(Originally printed in The New York Times, 2/25; via Update News World and Pam Green; Photo: The New York Times.)
When Joaquina Kalukango was Done with “Slave Play,” she was done with “Slave Play.”
Kalukango, a Black woman desperate to find sexual fulfillment with her white husband, had to put an end to her four-month-long tenure on the show. She played the roles of an overseer and an slave. She played a character that dealt with sexual, generational, psychological and physical trauma eight times a week for a total of two hours.
“How do you do that without your soul falling apart?” Kalukango said in a recent interview. “You have to figure that out.”
So she made a clean break, ceasing all psychoanalysis of Kaneisha and taking onscreen parts, including as Betty Shabazz in “One Night in Miami.”

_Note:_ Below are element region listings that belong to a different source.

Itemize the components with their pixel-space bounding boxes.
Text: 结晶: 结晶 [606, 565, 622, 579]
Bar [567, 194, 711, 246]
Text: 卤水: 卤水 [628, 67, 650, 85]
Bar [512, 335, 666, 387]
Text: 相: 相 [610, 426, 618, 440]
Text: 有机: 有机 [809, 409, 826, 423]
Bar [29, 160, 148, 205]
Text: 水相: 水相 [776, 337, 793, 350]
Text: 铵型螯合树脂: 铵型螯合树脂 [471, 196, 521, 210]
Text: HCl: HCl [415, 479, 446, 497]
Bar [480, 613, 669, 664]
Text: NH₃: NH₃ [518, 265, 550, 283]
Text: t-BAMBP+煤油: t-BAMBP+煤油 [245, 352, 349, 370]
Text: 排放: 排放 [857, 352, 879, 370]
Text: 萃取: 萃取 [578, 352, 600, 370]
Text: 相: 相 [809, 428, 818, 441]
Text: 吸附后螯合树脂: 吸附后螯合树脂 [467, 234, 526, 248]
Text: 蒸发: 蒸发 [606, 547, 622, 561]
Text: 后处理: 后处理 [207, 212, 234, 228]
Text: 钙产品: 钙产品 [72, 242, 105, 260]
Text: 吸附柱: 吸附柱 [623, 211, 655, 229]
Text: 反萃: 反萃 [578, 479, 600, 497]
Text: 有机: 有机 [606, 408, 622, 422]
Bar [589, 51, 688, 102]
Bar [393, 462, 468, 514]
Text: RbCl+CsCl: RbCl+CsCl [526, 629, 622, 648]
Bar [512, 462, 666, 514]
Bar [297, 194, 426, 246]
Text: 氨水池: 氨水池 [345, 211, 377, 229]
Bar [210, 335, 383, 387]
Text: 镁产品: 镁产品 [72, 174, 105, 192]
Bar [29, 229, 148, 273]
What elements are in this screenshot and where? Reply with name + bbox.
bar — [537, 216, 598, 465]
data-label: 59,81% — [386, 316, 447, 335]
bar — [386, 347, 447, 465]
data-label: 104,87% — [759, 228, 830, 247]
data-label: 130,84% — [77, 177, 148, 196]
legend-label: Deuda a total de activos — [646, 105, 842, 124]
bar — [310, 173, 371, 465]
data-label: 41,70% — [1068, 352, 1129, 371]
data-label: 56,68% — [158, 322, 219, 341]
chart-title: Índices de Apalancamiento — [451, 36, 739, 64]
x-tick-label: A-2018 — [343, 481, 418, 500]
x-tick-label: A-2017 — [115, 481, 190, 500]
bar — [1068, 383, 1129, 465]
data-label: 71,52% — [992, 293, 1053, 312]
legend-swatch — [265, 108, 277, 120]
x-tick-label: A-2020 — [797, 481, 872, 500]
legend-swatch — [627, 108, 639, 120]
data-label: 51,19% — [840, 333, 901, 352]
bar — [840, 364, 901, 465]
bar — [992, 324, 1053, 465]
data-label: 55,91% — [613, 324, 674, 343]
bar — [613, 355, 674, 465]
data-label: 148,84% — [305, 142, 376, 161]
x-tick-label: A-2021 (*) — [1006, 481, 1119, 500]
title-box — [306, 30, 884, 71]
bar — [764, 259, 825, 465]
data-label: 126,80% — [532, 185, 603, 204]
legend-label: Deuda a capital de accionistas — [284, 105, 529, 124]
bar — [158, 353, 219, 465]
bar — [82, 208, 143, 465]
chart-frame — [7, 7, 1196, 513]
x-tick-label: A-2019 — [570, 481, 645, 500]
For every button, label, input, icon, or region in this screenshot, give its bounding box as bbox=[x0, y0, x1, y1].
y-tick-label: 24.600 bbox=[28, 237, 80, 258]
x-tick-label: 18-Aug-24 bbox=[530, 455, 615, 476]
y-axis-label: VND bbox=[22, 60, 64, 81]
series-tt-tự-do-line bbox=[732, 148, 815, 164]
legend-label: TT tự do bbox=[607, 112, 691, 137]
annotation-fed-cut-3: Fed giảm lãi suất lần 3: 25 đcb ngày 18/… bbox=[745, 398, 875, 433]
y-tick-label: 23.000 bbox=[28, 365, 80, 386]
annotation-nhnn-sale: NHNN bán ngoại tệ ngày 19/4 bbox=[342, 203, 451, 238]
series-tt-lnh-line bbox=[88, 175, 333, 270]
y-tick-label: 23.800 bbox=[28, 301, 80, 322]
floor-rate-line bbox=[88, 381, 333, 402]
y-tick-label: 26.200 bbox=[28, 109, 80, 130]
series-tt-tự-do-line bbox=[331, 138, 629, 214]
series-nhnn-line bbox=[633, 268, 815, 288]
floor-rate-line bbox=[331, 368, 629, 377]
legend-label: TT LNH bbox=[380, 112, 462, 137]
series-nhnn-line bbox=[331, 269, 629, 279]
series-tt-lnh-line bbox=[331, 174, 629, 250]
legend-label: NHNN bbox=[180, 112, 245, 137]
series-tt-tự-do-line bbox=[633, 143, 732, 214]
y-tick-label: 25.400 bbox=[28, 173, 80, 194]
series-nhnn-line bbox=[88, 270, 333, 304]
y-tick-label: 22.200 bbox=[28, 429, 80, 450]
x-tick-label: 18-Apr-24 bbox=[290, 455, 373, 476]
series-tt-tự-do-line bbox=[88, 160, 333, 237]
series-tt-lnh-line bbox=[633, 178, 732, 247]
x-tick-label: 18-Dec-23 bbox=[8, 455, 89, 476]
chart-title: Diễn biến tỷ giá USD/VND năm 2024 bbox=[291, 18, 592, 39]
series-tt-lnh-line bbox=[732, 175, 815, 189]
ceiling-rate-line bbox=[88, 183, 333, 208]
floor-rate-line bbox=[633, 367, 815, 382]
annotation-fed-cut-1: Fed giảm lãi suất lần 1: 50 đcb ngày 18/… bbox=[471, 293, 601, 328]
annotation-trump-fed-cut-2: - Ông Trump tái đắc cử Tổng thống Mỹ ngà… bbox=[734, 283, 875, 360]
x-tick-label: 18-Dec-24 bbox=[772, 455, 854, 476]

Now, after two years away from Broadway as it weathered the pandemic, Kalukango is stepping into a radically different role: as the lead actress in the big-budget, large-ensemble musical, “Paradise Square.” She plays Nelly O’Brien, a woman whose father escaped slavery and who now runs a bar in the Five Points neighborhood of Civil War-era Manhattan; her tight-knit community of Black Americans and Irish immigrants unravels in the days leading up to the 1863 Draft Riots, when white working-class New Yorkers formed violent racist mobs following a draft lottery.
The show, which starts previews at the Barrymore Theater on March 15 after a five-week run in Chicago in the fall, is Kalukango’s first top billing in a Broadway musical.
“She was making steps toward this leading-lady position, and she’s finally there,” said Danielle Brooks, an actress who has been close friends with Kalukango since they studied at Juilliard together.
“I think she’s ready to walk into this just how Audra did and just how LaChanze did,” she added, comparing her to Audra McDonald and to the “Trouble in Mind” star.
But this new chapter is about much more than how the industry perceives Kalukango, whose performance as Kaneisha earned her a Tony nomination and a reputation for a magnetic star quality, as the director of “Paradise Square,” Moisés Kaufman, put it.
“It’s about owning my power, trusting who I am, trusting that my opinions about my character are valid,” Kalukango said. (Kalukango landed “Paradise Square” without an audition: In an early Zoom meeting with Kaufman, he said, “I don’t need you to read anything. I know that you can do this.”)
Kalukango, 33 years old, described herself as a reserved listener and an actress who tended not to question the authority in the room. Kalukango used to have a problem with a scene or character in rehearsals. She would then feel awkward and foolish on stage. It wasn’t until she saw other Black actresses speaking up in rehearsals — such as Tonya Pinkins in “Hurt Village” — that she began to start building the confidence to do the same. Her experience, age and a pandemic gave her a sense for urgency.
“Once that pandemic hit, it was like, this is life or death, people,” she said. “You can’t sit up here and be in a shell anymore. You have to take ownership of your craft, ownership of your art, ownership of who you are as a person.”
Kalukango, the youngest of three children born to Angolan parents after fleeing civil war, was born in Atlanta. Her three siblings were all much older; she remembers being too young to participate in the animated conversations about politics at the dinner table — one place where she grew accustomed to observing from the background.
As a child, Kalukango’s experiences performing were mostly limited to impersonating Whitney Houston and Aaliyah at home on her family’s karaoke machine. It wasn’t until after a middle school talent show that a counselor suggested she audition for a performing arts high school.
This led her to Juilliard. Brooks and Kalukango recall the frustrations of being the only Black women enrolled in acting classes with very few Black instructors. Brooks recalled that they were often mistaken for one another at auditions. Kalukango felt that not all instructors had the faculties to help her incorporate her race and background into her characters.
“Some teachers weren’t able to communicate what it meant for me to play a character — to play Hedda Gabler as a Black woman,” she recalled. “Could I interpret anything of myself in this character? Or is my color completely gone from this — my culture gone from this?”
“They weren’t having those conversations,” she continued. “And so I felt unseen.”